L'Europe a des atouts majeurs à faire valoir, comme la qualité et la robustesse de sa production électrique. Dans l'industrie des semi-conducteurs, les machines tournent 24 heures sur 24. On ne peut pas se permettre de « shutdown ». L'Europe est en outre un excellent vivier de talents et de compétences dans un secteur où les difficultés de recrutement sont aujourd'hui le plus grand frein au développement. Le secteur est aujourd'hui confronté au défi de réaliser des investissements à la fois très lourds, pour satisfaire la demande, et risqués, pour innover. C'est là que nous intervenons.

Dans le cadre du « chips act » que je présenterai début 2022, l'Europe supportera les investissements, notamment de rupture, et plus largement l'ensemble du secteur en assouplissant les règles de concurrence relatives aux aides d'Etats. En contrepartie de ce soutien public, nous instaurerons un mécanisme de préférence européenne en cas de crise. C'est, je le rappelle, ce que les Américains ont fait à propos des vaccins produits sur leur sol. Nous devons retenir la leçon. Les semi-conducteurs sont aussi un enjeu d'équilibre des pouvoirs. Ce n'est pas du protectionnisme mais de la souveraineté géopolitique.

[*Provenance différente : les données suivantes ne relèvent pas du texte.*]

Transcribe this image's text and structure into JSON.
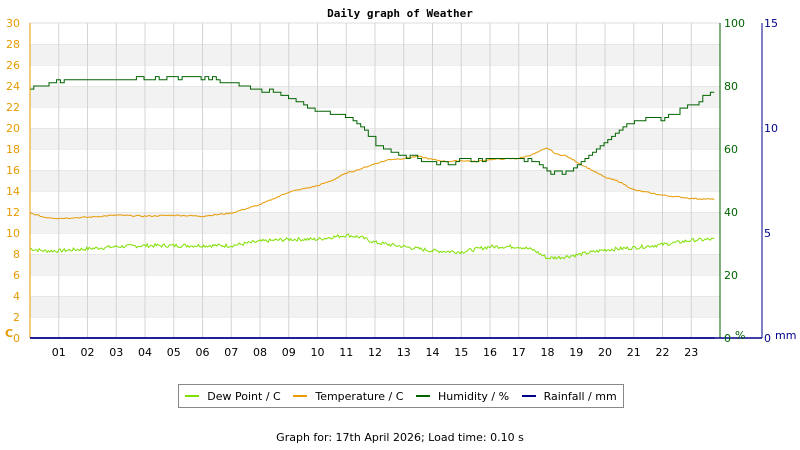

La nouvelle coalition allemande s'oppose à l'inclusion du nucléaire dans la « taxonomie », la liste des investissements verts que l'Europe soutiendra. Paris y tient mordicus. Quand et comment la Commission va-t-elle trancher ?

C'est une décision qui est du ressort du Collège. Or la discussion n'a pas encore eu lieu. Je suis personnellement en faveur de l'inclusion du nucléaire dans la taxonomie. Dans les trente prochaines années, l'Europe devra à la fois doubler sa capacité électrique pour répondre aux enjeux économiques et réduire fortement ses émissions carbone pour atteindre la neutralité climatique. Il est impossible d'y parvenir sans le nucléaire.